The transcripts of the TRC hearings were even more difficult to import. These came to us as a set of HTML files, but this didn't help us very much. The files were encoded into HTML by a number of different people*, who in turn were working on text transcripts from a previous group. No particular standards seemed to have been set for either group to follow. Some transcripts held multiple hearings, each separated by dashes or dots or hyphens or simply with an extra line break. Conversely, some hearings spanned several transcripts, with little meta-data in the documents to identify which hearing was covered. There was no standard naming convention for files, nor was there any consistent standard to the formatting of any of the content.
Our approach was to write a parser script that would use pattern recognition to extract the relevant information from the transcripts. We identified 7 major formats, and wrote parsers for each of them. Within each of those formats there were dozens of variations, and countless exceptions and complications. Over a period of weeks, we would run the scripts (which would take several hours), then check the data for issues and errors. We’d update the parsers to cater to those new issues and then run it all again. This process continued until we’d achieved an acceptable level of accuracy. By then we’d identified all the variations, and most of the exceptions and complications.

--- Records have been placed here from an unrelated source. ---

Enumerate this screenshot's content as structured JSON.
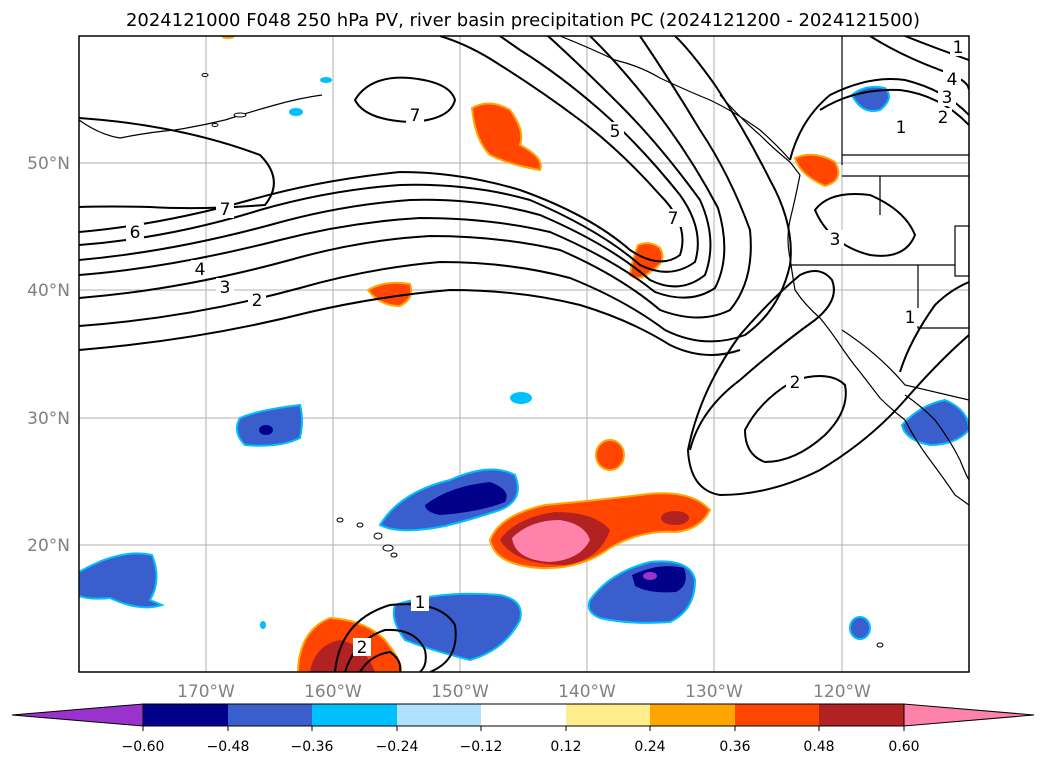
{
  "title": "2024121000 F048 250 hPa PV, river basin precipitation PC (2024121200 - 2024121500)",
  "lat_labels": [
    "50°N",
    "40°N",
    "30°N",
    "20°N"
  ],
  "lon_labels": [
    "170°W",
    "160°W",
    "150°W",
    "140°W",
    "130°W",
    "120°W"
  ],
  "colorbar": {
    "ticks": [
      "−0.60",
      "−0.48",
      "−0.36",
      "−0.24",
      "−0.12",
      "0.12",
      "0.24",
      "0.36",
      "0.48",
      "0.60"
    ],
    "colors": [
      "#9933cc",
      "#00008b",
      "#3a5fcd",
      "#00bfff",
      "#b0e2ff",
      "#ffffff",
      "#ffec8b",
      "#ffa500",
      "#ff4500",
      "#b22222",
      "#ff82ab"
    ]
  },
  "pv_contour_labels": [
    "7",
    "7",
    "6",
    "5",
    "4",
    "3",
    "2",
    "7",
    "1",
    "2",
    "3",
    "4",
    "3",
    "2",
    "1",
    "2",
    "1",
    "1"
  ]
}
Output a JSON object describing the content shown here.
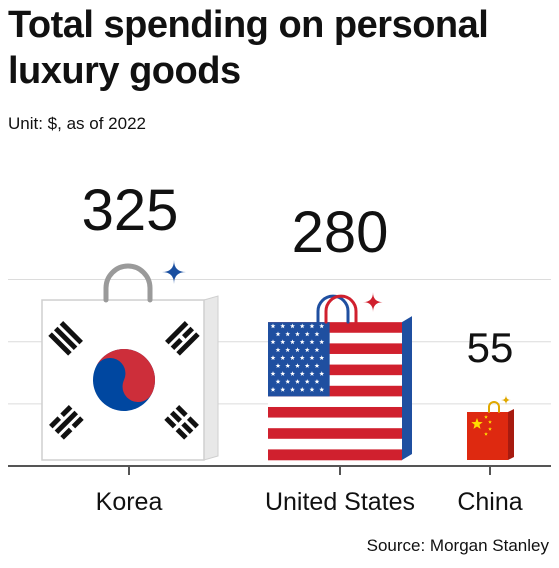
{
  "title": "Total spending on personal luxury goods",
  "unit_note": "Unit: $, as of 2022",
  "source": "Source: Morgan Stanley",
  "chart_data": {
    "type": "bar",
    "categories": [
      "Korea",
      "United States",
      "China"
    ],
    "values": [
      325,
      280,
      55
    ],
    "bar_style": [
      "korea-flag-shopping-bag",
      "us-flag-shopping-bag",
      "china-flag-shopping-bag"
    ],
    "grid": true,
    "ylim": [
      0,
      400
    ]
  },
  "colors": {
    "gridline": "#dcdcdc",
    "baseline": "#555555",
    "korea_red": "#cd2e3a",
    "korea_blue": "#0047a0",
    "us_red": "#d0202e",
    "us_blue": "#1f4fa0",
    "china_red": "#de2910",
    "china_yellow": "#ffde00",
    "sparkle_blue": "#1a4fa0",
    "sparkle_red": "#d0202e",
    "sparkle_gold": "#e0a800"
  }
}
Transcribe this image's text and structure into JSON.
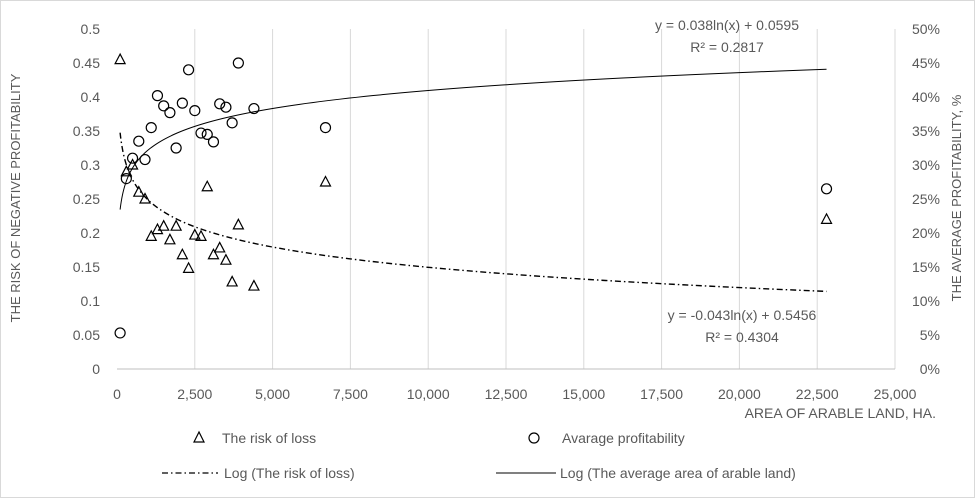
{
  "chart_data": {
    "type": "scatter",
    "title": "",
    "xlabel": "AREA OF ARABLE LAND, HA.",
    "ylabel_left": "THE RISK OF NEGATIVE PROFITABILITY",
    "ylabel_right": "THE AVERAGE  PROFITABILITY, %",
    "xlim": [
      0,
      25000
    ],
    "ylim_left": [
      0,
      0.5
    ],
    "ylim_right": [
      0,
      50
    ],
    "x_ticks": [
      "0",
      "2,500",
      "5,000",
      "7,500",
      "10,000",
      "12,500",
      "15,000",
      "17,500",
      "20,000",
      "22,500",
      "25,000"
    ],
    "y_left_ticks": [
      "0",
      "0.05",
      "0.1",
      "0.15",
      "0.2",
      "0.25",
      "0.3",
      "0.35",
      "0.4",
      "0.45",
      "0.5"
    ],
    "y_right_ticks": [
      "0%",
      "5%",
      "10%",
      "15%",
      "20%",
      "25%",
      "30%",
      "35%",
      "40%",
      "45%",
      "50%"
    ],
    "grid": "vertical",
    "legend_position": "bottom",
    "series": [
      {
        "name": "The risk of loss",
        "marker": "triangle",
        "axis": "left",
        "points": [
          [
            100,
            0.455
          ],
          [
            300,
            0.29
          ],
          [
            500,
            0.3
          ],
          [
            700,
            0.26
          ],
          [
            900,
            0.25
          ],
          [
            1100,
            0.195
          ],
          [
            1300,
            0.205
          ],
          [
            1500,
            0.21
          ],
          [
            1700,
            0.19
          ],
          [
            1900,
            0.21
          ],
          [
            2100,
            0.168
          ],
          [
            2300,
            0.148
          ],
          [
            2500,
            0.197
          ],
          [
            2700,
            0.195
          ],
          [
            2900,
            0.268
          ],
          [
            3100,
            0.168
          ],
          [
            3300,
            0.178
          ],
          [
            3500,
            0.16
          ],
          [
            3700,
            0.128
          ],
          [
            3900,
            0.212
          ],
          [
            4400,
            0.122
          ],
          [
            6700,
            0.275
          ],
          [
            22800,
            0.22
          ]
        ]
      },
      {
        "name": "Avarage profitability",
        "marker": "circle",
        "axis": "right",
        "points": [
          [
            100,
            5.3
          ],
          [
            300,
            28
          ],
          [
            500,
            31
          ],
          [
            700,
            33.5
          ],
          [
            900,
            30.8
          ],
          [
            1100,
            35.5
          ],
          [
            1300,
            40.2
          ],
          [
            1500,
            38.7
          ],
          [
            1700,
            37.7
          ],
          [
            1900,
            32.5
          ],
          [
            2100,
            39.1
          ],
          [
            2300,
            44
          ],
          [
            2500,
            38
          ],
          [
            2700,
            34.7
          ],
          [
            2900,
            34.5
          ],
          [
            3100,
            33.4
          ],
          [
            3300,
            39
          ],
          [
            3500,
            38.5
          ],
          [
            3700,
            36.2
          ],
          [
            3900,
            45
          ],
          [
            4400,
            38.3
          ],
          [
            6700,
            35.5
          ],
          [
            22800,
            26.5
          ]
        ]
      }
    ],
    "trendlines": [
      {
        "name": "Log (The risk of loss)",
        "style": "dash-dot",
        "axis": "left",
        "a": -0.043,
        "b": 0.5456,
        "x_range": [
          100,
          22800
        ],
        "equation": "y = -0.043ln(x) + 0.5456",
        "r2": "R² = 0.4304"
      },
      {
        "name": "Log (The average area of arable land)",
        "style": "solid",
        "axis": "left",
        "a": 0.038,
        "b": 0.0595,
        "x_range": [
          100,
          22800
        ],
        "equation": "y = 0.038ln(x) + 0.0595",
        "r2": "R² = 0.2817"
      }
    ]
  },
  "colors": {
    "axis": "#bfbfbf",
    "grid": "#d9d9d9",
    "text": "#595959",
    "series": "#000000"
  }
}
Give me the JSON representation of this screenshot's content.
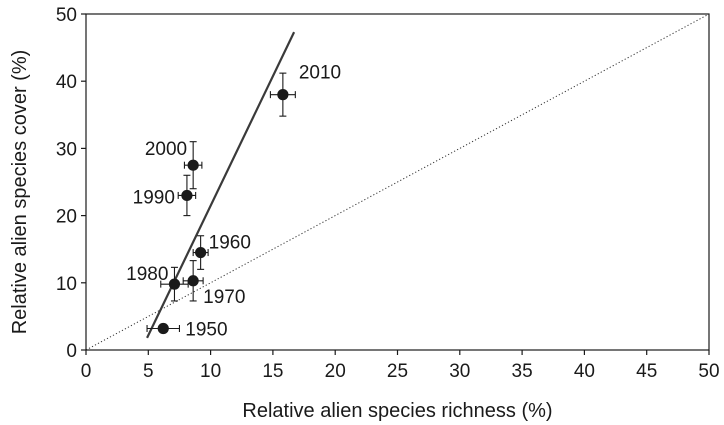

The process was a technical challenge, but also a difficult task emotionally – many of the stories that came through the TRC were terrifying and heart-breaking, and working through the project required us to reread these stories repeatedly. However, we are immensely proud of the part Black Square played in making these stories, along with the SABC’s excellent TV series, so accessible. Congratulations to SAHA and the SABC for making this marvelous resource available in anticipation of the 10th anniversary (on 21 March 2013) of the presentation to Government of the TRC Final Report.
*One of whom was Steve Crawford, who encoded his name into the HTML code as comments one letter at a time.